The United Nations and the Politics of Peace
Emerging as the world’s direct response to the horrors of World War II, the United Nations Organization was founded in 1945 with the explicit purpose of saving “succeeding generations from the scourge of war”. Sadly, more than seventy years on, it is devastatingly clear that many parts of the world continue to be decimated by war or are otherwise engaged in the war enterprise. As such, it could be argued that the UN has failed spectacularly in achieving its founding mission. Indeed, it sometimes appears that the name of the UN is often invoked to address just about any wrong that afflicts this world; just as often, it is castigated for failing to do so. But to what extent can and should “the UN” be blamed for this seeming impossibility of attaining international peace? What do the efforts to maintain international peace mean in practice, and what do “peace” and “war” actually look like in the 21st Century?

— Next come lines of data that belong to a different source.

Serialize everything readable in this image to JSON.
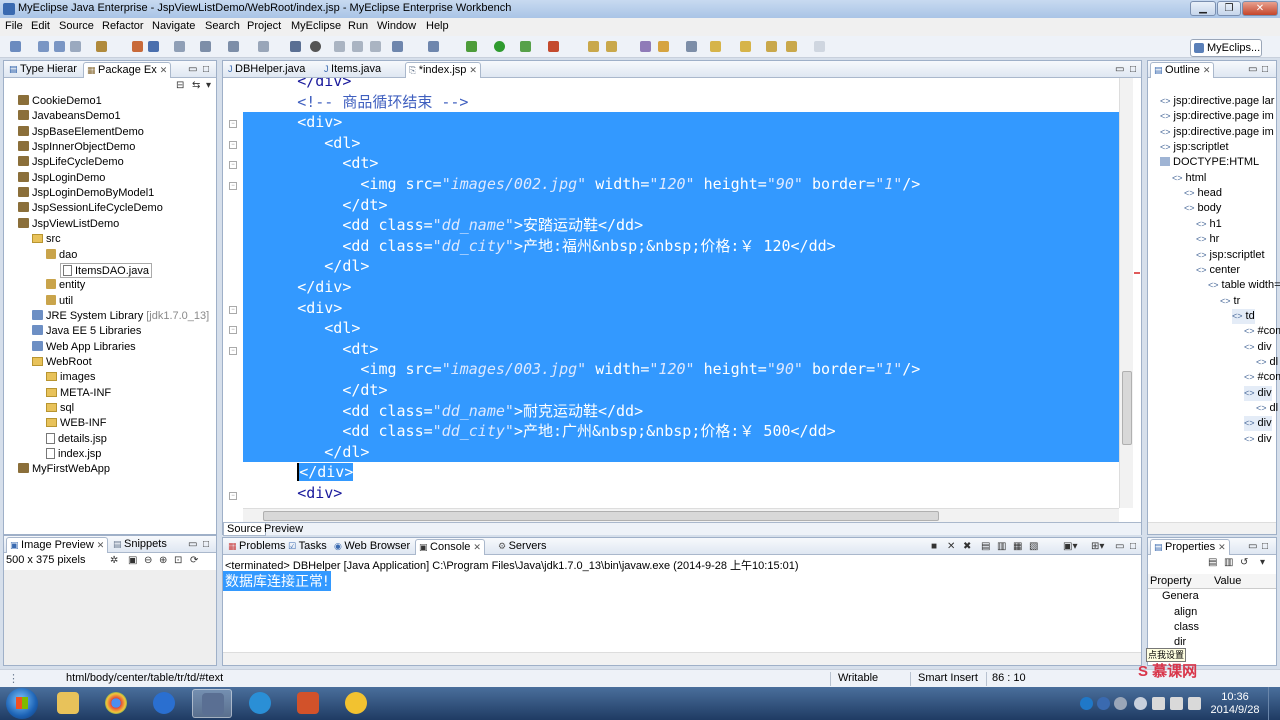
{
  "window": {
    "title": "MyEclipse Java Enterprise - JspViewListDemo/WebRoot/index.jsp - MyEclipse Enterprise Workbench",
    "minimize": "▁",
    "restore": "❐",
    "close": "✕"
  },
  "menu": [
    "File",
    "Edit",
    "Source",
    "Refactor",
    "Navigate",
    "Search",
    "Project",
    "MyEclipse",
    "Run",
    "Window",
    "Help"
  ],
  "perspective": {
    "label": "MyEclips..."
  },
  "left_panel": {
    "tabs": [
      "Type Hierar",
      "Package Ex"
    ],
    "items": [
      {
        "label": "CookieDemo1",
        "icon": "project-icon"
      },
      {
        "label": "JavabeansDemo1",
        "icon": "project-icon"
      },
      {
        "label": "JspBaseElementDemo",
        "icon": "project-icon"
      },
      {
        "label": "JspInnerObjectDemo",
        "icon": "project-icon"
      },
      {
        "label": "JspLifeCycleDemo",
        "icon": "project-icon"
      },
      {
        "label": "JspLoginDemo",
        "icon": "project-icon"
      },
      {
        "label": "JspLoginDemoByModel1",
        "icon": "project-icon"
      },
      {
        "label": "JspSessionLifeCycleDemo",
        "icon": "project-icon"
      },
      {
        "label": "JspViewListDemo",
        "icon": "project-icon"
      },
      {
        "label": "src",
        "icon": "folder-icon"
      },
      {
        "label": "dao",
        "icon": "package-icon"
      },
      {
        "label": "ItemsDAO.java",
        "icon": "file-icon"
      },
      {
        "label": "entity",
        "icon": "package-icon"
      },
      {
        "label": "util",
        "icon": "package-icon"
      },
      {
        "label": "JRE System Library",
        "suffix": "[jdk1.7.0_13]",
        "icon": "library-icon"
      },
      {
        "label": "Java EE 5 Libraries",
        "icon": "library-icon"
      },
      {
        "label": "Web App Libraries",
        "icon": "library-icon"
      },
      {
        "label": "WebRoot",
        "icon": "folder-icon"
      },
      {
        "label": "images",
        "icon": "folder-icon"
      },
      {
        "label": "META-INF",
        "icon": "folder-icon"
      },
      {
        "label": "sql",
        "icon": "folder-icon"
      },
      {
        "label": "WEB-INF",
        "icon": "folder-icon"
      },
      {
        "label": "details.jsp",
        "icon": "file-icon"
      },
      {
        "label": "index.jsp",
        "icon": "file-icon"
      },
      {
        "label": "MyFirstWebApp",
        "icon": "project-icon"
      }
    ]
  },
  "image_preview": {
    "tabs": [
      "Image Preview",
      "Snippets"
    ],
    "size_label": "500 x 375 pixels"
  },
  "editor": {
    "tabs": [
      "DBHelper.java",
      "Items.java",
      "*index.jsp"
    ],
    "bottom_tabs": [
      "Source",
      "Preview"
    ],
    "lines": [
      {
        "indent": "      ",
        "text": "</div>",
        "selected": false
      },
      {
        "indent": "      ",
        "text": "<!-- 商品循环结束 -->",
        "selected": false,
        "comment": true
      },
      {
        "indent": "      ",
        "text": "<div>",
        "selected": true
      },
      {
        "indent": "         ",
        "text": "<dl>",
        "selected": true
      },
      {
        "indent": "           ",
        "text": "<dt>",
        "selected": true
      },
      {
        "indent": "             ",
        "pre": "<img src=",
        "v1": "\"images/002.jpg\"",
        "mid1": " width=",
        "v2": "\"120\"",
        "mid2": " height=",
        "v3": "\"90\"",
        "mid3": " border=",
        "v4": "\"1\"",
        "post": "/>",
        "selected": true,
        "img": true
      },
      {
        "indent": "           ",
        "text": "</dt>",
        "selected": true
      },
      {
        "indent": "           ",
        "pre": "<dd class=",
        "v1": "\"dd_name\"",
        "post": ">安踏运动鞋</dd>",
        "selected": true,
        "dd": true
      },
      {
        "indent": "           ",
        "pre": "<dd class=",
        "v1": "\"dd_city\"",
        "post": ">产地:福州&nbsp;&nbsp;价格:￥ 120</dd>",
        "selected": true,
        "dd": true
      },
      {
        "indent": "         ",
        "text": "</dl>",
        "selected": true
      },
      {
        "indent": "      ",
        "text": "</div>",
        "selected": true
      },
      {
        "indent": "      ",
        "text": "<div>",
        "selected": true
      },
      {
        "indent": "         ",
        "text": "<dl>",
        "selected": true
      },
      {
        "indent": "           ",
        "text": "<dt>",
        "selected": true
      },
      {
        "indent": "             ",
        "pre": "<img src=",
        "v1": "\"images/003.jpg\"",
        "mid1": " width=",
        "v2": "\"120\"",
        "mid2": " height=",
        "v3": "\"90\"",
        "mid3": " border=",
        "v4": "\"1\"",
        "post": "/>",
        "selected": true,
        "img": true
      },
      {
        "indent": "           ",
        "text": "</dt>",
        "selected": true
      },
      {
        "indent": "           ",
        "pre": "<dd class=",
        "v1": "\"dd_name\"",
        "post": ">耐克运动鞋</dd>",
        "selected": true,
        "dd": true
      },
      {
        "indent": "           ",
        "pre": "<dd class=",
        "v1": "\"dd_city\"",
        "post": ">产地:广州&nbsp;&nbsp;价格:￥ 500</dd>",
        "selected": true,
        "dd": true
      },
      {
        "indent": "         ",
        "text": "</dl>",
        "selected": true
      },
      {
        "indent": "      ",
        "text": "</div>",
        "selected": "partial"
      },
      {
        "indent": "      ",
        "text": "<div>",
        "selected": false
      }
    ]
  },
  "outline": {
    "tab": "Outline",
    "items": [
      {
        "label": "jsp:directive.page lar",
        "icon": "tag"
      },
      {
        "label": "jsp:directive.page im",
        "icon": "tag"
      },
      {
        "label": "jsp:directive.page im",
        "icon": "tag"
      },
      {
        "label": "jsp:scriptlet",
        "icon": "tag"
      },
      {
        "label": "DOCTYPE:HTML",
        "icon": "doc"
      },
      {
        "label": "html",
        "icon": "tag"
      },
      {
        "label": "head",
        "icon": "tag"
      },
      {
        "label": "body",
        "icon": "tag"
      },
      {
        "label": "h1",
        "icon": "tag"
      },
      {
        "label": "hr",
        "icon": "tag"
      },
      {
        "label": "jsp:scriptlet",
        "icon": "tag"
      },
      {
        "label": "center",
        "icon": "tag"
      },
      {
        "label": "table width=",
        "icon": "tag"
      },
      {
        "label": "tr",
        "icon": "tag"
      },
      {
        "label": "td",
        "icon": "tag"
      },
      {
        "label": "#com",
        "icon": "tag"
      },
      {
        "label": "div",
        "icon": "tag"
      },
      {
        "label": "dl",
        "icon": "tag"
      },
      {
        "label": "#com",
        "icon": "tag"
      },
      {
        "label": "div",
        "icon": "tag"
      },
      {
        "label": "dl",
        "icon": "tag"
      },
      {
        "label": "div",
        "icon": "tag"
      },
      {
        "label": "div",
        "icon": "tag"
      }
    ]
  },
  "console": {
    "tabs": [
      "Problems",
      "Tasks",
      "Web Browser",
      "Console",
      "Servers"
    ],
    "terminated": "<terminated> DBHelper [Java Application] C:\\Program Files\\Java\\jdk1.7.0_13\\bin\\javaw.exe (2014-9-28 上午10:15:01)",
    "output": "数据库连接正常!"
  },
  "properties": {
    "tab": "Properties",
    "col_property": "Property",
    "col_value": "Value",
    "rows": [
      "Genera",
      "align",
      "class",
      "dir"
    ]
  },
  "tooltip": "点我设置",
  "status": {
    "path": "html/body/center/table/tr/td/#text",
    "writable": "Writable",
    "insert_mode": "Smart Insert",
    "position": "86 : 10"
  },
  "taskbar": {
    "clock_time": "10:36",
    "clock_date": "2014/9/28"
  },
  "watermark": "S 慕课网",
  "colors": {
    "selection": "#3399ff",
    "tag_text": "#1a1a9c",
    "attr_value": "#2a00ff"
  }
}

In order to shed light on the academic and policy debates surrounding the above questions, this course examines in detail the international architecture for peace – its structures, functions, and possibilities, as well as its limitations (in-built or other), focusing on the UN as the primary vehicle through which the international community’s aspirations for peace are put in place. The various forms of intervention to break the cycle of war and peace (by the UN and others) are examined in detail, such as conflict prevention and mediation, peacekeeping, peacebuilding, humanitarian aid, development cooperation, human rights advocacy and international justice. In every case, both the dominant doctrine and practice, as well as their critiques, are interrogated. By so doing, the course aims to shed light on the international politics of peace. Grounding itself in both academic and practitioner/policy literature, the course will also draw heavily from the lecturer’s extensive direct experience as a UN staff in various peace operations. Real-world examples of the issues discussed will be provided throughout.
This course will be of interest to any student, regardless of their academic background, who is keen to gain a better understanding of the world around them, particularly of issues that make up the bulk of international news headlines, insofar as those often centre on incidents in war, peace and security. For those with a background and deeper interest in politics and international affairs, the course will provide an opportunity to establish a strong understanding of the workings of the UN as the key multilateral institution of our era, and its role in maintaining, as well as challenging, the global order.
No prior knowledge of either International Relations or International Politics is assumed or required.